Wednesday, 10 February 2016

Emma essay #1

Hi everyone,


Here's your question.  Good luck!

"'That is the case with us all, papa. One half of the world cannot understand the pleasures of the other.'" Chapter 9, pg. 79

Discuss Austen's presentation of Emma Woodhouse in the light of this quotation from Emma.

Write about 3 sides in your response.


This essay will be due Wednesday 17th February.

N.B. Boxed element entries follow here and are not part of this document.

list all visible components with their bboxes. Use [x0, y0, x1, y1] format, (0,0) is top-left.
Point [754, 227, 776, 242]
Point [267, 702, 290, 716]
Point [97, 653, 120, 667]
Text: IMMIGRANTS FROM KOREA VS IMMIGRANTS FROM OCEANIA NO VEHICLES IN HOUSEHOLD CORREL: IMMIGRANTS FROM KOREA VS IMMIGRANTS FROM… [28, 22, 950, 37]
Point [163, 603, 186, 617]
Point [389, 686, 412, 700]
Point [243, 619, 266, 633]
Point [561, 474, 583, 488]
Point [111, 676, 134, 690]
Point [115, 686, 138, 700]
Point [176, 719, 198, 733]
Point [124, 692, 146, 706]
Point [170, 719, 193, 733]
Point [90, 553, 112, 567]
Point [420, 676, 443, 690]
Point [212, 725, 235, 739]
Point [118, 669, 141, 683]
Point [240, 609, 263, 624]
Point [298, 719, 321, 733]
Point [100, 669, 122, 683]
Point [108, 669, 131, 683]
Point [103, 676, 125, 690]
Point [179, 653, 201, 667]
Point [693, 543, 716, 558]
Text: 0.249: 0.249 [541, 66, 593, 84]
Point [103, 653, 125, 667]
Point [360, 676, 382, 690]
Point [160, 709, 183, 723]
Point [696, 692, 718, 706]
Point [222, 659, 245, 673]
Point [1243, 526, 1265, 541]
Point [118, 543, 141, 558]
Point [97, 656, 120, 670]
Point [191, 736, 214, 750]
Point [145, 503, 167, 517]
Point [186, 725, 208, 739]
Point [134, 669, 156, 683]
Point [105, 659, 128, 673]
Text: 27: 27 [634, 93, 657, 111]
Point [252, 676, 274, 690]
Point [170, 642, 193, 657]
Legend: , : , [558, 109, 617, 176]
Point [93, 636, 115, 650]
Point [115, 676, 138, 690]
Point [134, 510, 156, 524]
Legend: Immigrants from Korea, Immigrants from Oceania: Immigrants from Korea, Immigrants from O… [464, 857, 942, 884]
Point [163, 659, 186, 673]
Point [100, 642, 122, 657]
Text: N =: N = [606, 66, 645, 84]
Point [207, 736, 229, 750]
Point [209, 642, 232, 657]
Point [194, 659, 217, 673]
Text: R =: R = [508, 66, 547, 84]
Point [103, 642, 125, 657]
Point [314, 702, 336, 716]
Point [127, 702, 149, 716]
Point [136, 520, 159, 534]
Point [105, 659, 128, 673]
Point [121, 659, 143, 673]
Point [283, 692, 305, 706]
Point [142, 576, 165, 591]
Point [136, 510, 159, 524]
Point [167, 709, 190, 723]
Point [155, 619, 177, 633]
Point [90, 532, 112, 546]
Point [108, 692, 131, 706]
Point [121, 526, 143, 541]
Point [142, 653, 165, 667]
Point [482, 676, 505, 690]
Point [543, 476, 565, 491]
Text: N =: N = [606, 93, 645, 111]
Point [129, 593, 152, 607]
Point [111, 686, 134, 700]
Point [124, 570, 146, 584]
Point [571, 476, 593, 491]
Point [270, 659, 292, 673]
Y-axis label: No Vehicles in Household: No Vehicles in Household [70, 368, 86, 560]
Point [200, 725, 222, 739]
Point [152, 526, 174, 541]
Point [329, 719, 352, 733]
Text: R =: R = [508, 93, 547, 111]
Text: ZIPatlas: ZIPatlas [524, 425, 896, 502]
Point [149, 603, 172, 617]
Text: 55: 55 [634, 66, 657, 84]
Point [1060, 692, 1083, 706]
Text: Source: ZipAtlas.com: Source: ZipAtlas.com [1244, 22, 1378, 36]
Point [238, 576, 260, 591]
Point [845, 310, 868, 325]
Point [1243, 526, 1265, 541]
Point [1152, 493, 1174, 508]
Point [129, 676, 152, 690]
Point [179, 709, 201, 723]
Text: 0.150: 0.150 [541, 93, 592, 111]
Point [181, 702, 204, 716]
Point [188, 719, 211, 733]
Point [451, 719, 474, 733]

As a side note, please notice the new additions to the Emma tab on the right of the screen.  Here's an extract from Duckworth's critique:

"The narrator of Emma quotes a line from A Midsummer Night’s Dream, “The course of true love never did run smooth” (I), commenting that a Hartfield edition of Shakespeare “would have a long note on that passage” (75).  Such a note could mention that, like A Midsummer Night’s Dream, the lovers in Emma are laughably confused, that one of them is revealed to be an ass, that the heroine, who pretends to play the part of Puck, finds that she is only one of the confused lovers, while the narrator is the real Puck, and that both works end with three weddings.  Emma’s narrator, like Elizabeth Bennet, is diverted by the “‘follies and nonsense, whims and inconsistencies’” of her characters, and “‘laugh[s] at them whenever [she] can’” (57)."

This observation is worth noting down for possible use in your essays.  Also note the title on the essay and the year it was published.